Your Questions Answered: Achieving ASC Accreditation Success With Your EHR

Written by SIS Corporate | July 29, 2022

Q&A with Daren Smith

Daren Smith, vice president of ASC Solutions, recently hosted a webinar on "Achieving CMS and Accreditation Success: The Role Your EHR Should Play," where he provided insight and guidance concerning Centers for Medicare & Medicaid Services (CMS) and accreditation surveys and the value of ASC software. The audience was highly engaged and asked great questions during the Q&A portion of the program that provided additional opportunities for Daren to explore how an electronic health record (EHR) system helps ambulatory surgery centers achieve successful CMS and accreditation surveys.

Below are the highlights of those questions and responses provided by Daren, edited for readability. To view the webinar on-demand, please visit the SIS Resource Library.

 

Q: For ASCs that you've seen effectively use their EHR to help with accreditation, what have they done particularly well?

A: These surgery centers have used all the capabilities that their EHR has to offer. They've designed their questions the software prompts them to answer so that they are efficient and meet the standards.
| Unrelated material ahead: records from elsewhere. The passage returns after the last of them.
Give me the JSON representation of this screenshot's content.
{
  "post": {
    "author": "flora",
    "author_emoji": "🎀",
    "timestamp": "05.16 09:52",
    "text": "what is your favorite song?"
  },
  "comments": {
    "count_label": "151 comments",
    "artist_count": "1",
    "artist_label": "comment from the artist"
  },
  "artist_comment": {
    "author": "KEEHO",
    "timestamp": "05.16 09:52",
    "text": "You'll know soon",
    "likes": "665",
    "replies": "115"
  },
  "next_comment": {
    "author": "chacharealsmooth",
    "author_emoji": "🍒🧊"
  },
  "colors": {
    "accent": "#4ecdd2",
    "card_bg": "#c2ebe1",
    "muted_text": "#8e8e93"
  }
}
They've used the language right out of their accreditation manual for the way they present consents.

It's really about building the system in conjunction with the standards and using all the features and functionality to support accreditation efforts. Just because you get tired of the popup that says "the patient's St John's wort reacts with the morphine" doesn't mean you should shut off the warnings for everyone.

Those that have used their EHR the most effectively have used the system in whole, not parts and pieces or shutting things off.

 

Q: We're going live on our first EHR soon. Is there a particular area or areas you suggest we focus on first to help everyone here get comfortable with the new system and processes?
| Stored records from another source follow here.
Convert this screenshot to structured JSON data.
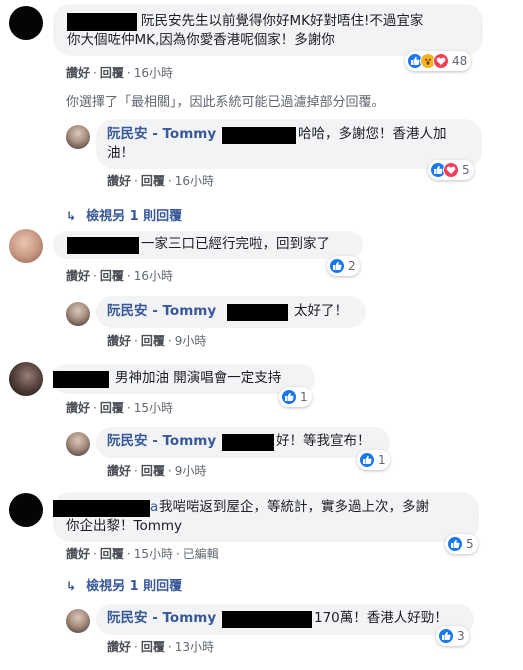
{
  "labels": {
    "like": "讚好",
    "reply": "回覆",
    "edited": "已編輯"
  },
  "notice": "你選擇了「最相關」，因此系統可能已過濾掉部分回覆。",
  "view_more": "檢視另 1 則回覆",
  "comments": [
    {
      "line1": "阮民安先生以前覺得你好MK好對唔住!不過宜家",
      "line2": "你大個咗仲MK,因為你愛香港呢個家！多謝你",
      "time": "16小時",
      "reaction_count": "48",
      "reply": {
        "name": "阮民安 - Tommy",
        "line1": "哈哈，多謝您！香港人加",
        "line2": "油！",
        "time": "16小時",
        "reaction_count": "5"
      }
    },
    {
      "line1": "一家三口已經行完啦，回到家了",
      "time": "16小時",
      "reaction_count": "2",
      "reply": {
        "name": "阮民安 - Tommy",
        "line1": "太好了！",
        "time": "9小時"
      }
    },
    {
      "line1": "男神加油 開演唱會一定支持",
      "time": "15小時",
      "reaction_count": "1",
      "reply": {
        "name": "阮民安 - Tommy",
        "line1": "好！等我宣布！",
        "time": "9小時",
        "reaction_count": "1"
      }
    },
    {
      "prefix": "a",
      "line1": "我啱啱返到屋企，等統計，實多過上次，多謝",
      "line2": "你企出黎！Tommy",
      "time": "15小時",
      "reaction_count": "5",
      "reply": {
        "name": "阮民安 - Tommy",
        "line1": "170萬！香港人好勁！",
        "time": "13小時",
        "reaction_count": "3"
      }
    }
  ],
  "icons": {
    "like": "thumbs-up-icon",
    "heart": "heart-icon",
    "wow": "wow-icon",
    "arrow": "reply-arrow-icon"
  },
  "colors": {
    "link": "#385898",
    "bubble": "#f2f3f5",
    "like": "#1877f2",
    "heart": "#f33e58",
    "wow": "#f7b125"
  }
}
A: The ones I've seen be most successful with this: If you've gone through an accreditation survey before on paper, make sure your EHR is matching that paper process. Ask the questions in the exact same way in the exact same order. That's not going to create additional work for you. Rather, it's going to give you that peace of mind and your nurses the peace of mind that you're not changing their processes. You're just asking them to put information in a different place. Instead of putting the answer on a piece of paper, they're putting it into a computer. When they put it into a computer, they're going to have the peace of mind that if they did accidentally forget something or chart something incorrectly, the system is going to flag it for them. That's probably the best piece of advice I can give for ASCs moving from paper to an EHR.

 

Q: How can we most effectively use our EHR for quality assurance and performance improvement (QAPI)?
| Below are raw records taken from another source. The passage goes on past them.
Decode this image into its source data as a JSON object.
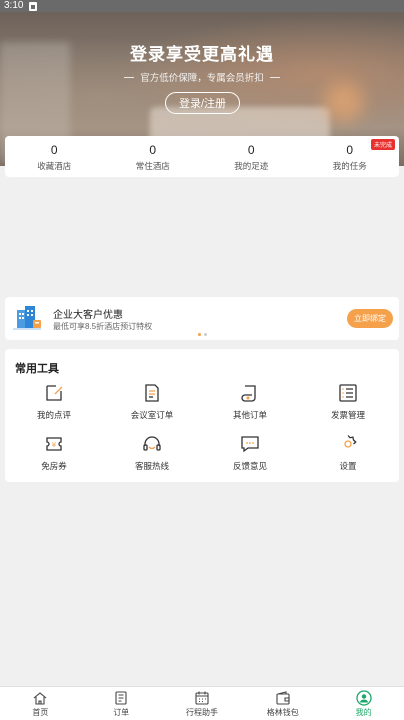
{
  "status_bar": {
    "time": "3:10"
  },
  "hero": {
    "title": "登录享受更高礼遇",
    "subtitle": "官方低价保障，专属会员折扣",
    "login_label": "登录/注册"
  },
  "stats": [
    {
      "value": "0",
      "label": "收藏酒店"
    },
    {
      "value": "0",
      "label": "常住酒店"
    },
    {
      "value": "0",
      "label": "我的足迹"
    },
    {
      "value": "0",
      "label": "我的任务"
    }
  ],
  "stats_badge": "未完成",
  "promo": {
    "title": "企业大客户优惠",
    "desc": "最低可享8.5折酒店预订特权",
    "button": "立即绑定"
  },
  "tools": {
    "title": "常用工具",
    "items": [
      {
        "label": "我的点评",
        "icon": "edit-icon"
      },
      {
        "label": "会议室订单",
        "icon": "document-icon"
      },
      {
        "label": "其他订单",
        "icon": "scroll-icon"
      },
      {
        "label": "发票管理",
        "icon": "list-icon"
      },
      {
        "label": "免房券",
        "icon": "coupon-icon"
      },
      {
        "label": "客服热线",
        "icon": "headset-icon"
      },
      {
        "label": "反馈意见",
        "icon": "chat-icon"
      },
      {
        "label": "设置",
        "icon": "gear-icon"
      }
    ]
  },
  "tabbar": [
    {
      "label": "首页",
      "icon": "home-icon"
    },
    {
      "label": "订单",
      "icon": "order-icon"
    },
    {
      "label": "行程助手",
      "icon": "calendar-icon"
    },
    {
      "label": "格林钱包",
      "icon": "wallet-icon"
    },
    {
      "label": "我的",
      "icon": "profile-icon",
      "active": true
    }
  ],
  "colors": {
    "accent": "#f5a04a",
    "active_tab": "#1aa868",
    "badge": "#e8302f"
  }
}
A: The magic question. This is a big motivator for moving to an EHR and a game-changer for anyone who runs their quality improvement (QI) program.

Let me tell you what a quality study looked like when I was working in an ASC and needing to do one on paper. Let's say we wanted to take a look at how many of a doctor's patients complained of pain over a certain level after discharge. That meant I was pulling 100 paper charts, sitting down with a team of people, and we were looking at post-discharge questionnaires to see how many of the doctor's patients answered "yes" to the question about experiencing pain over a certain level. It could take hours to do that work, and it was a lot of expensive work.

If I'm using an EHR, that's a report I can run. I can just look in my reports module and run a report that says, "Show me everybody who meets this criterion." When you're using a discrete data system, like most EHRs, that means the data you're entering is not only searchable but it's reportable. This makes chart audits a lot easier. It is going to make that searching and reporting for studies you're doing a lot easier as well.

When you're able to achieve that standardization and have that monitoring effect of an EHR, you can actually do meaningful work through your quality program instead of choosing the easiest QAPI study option.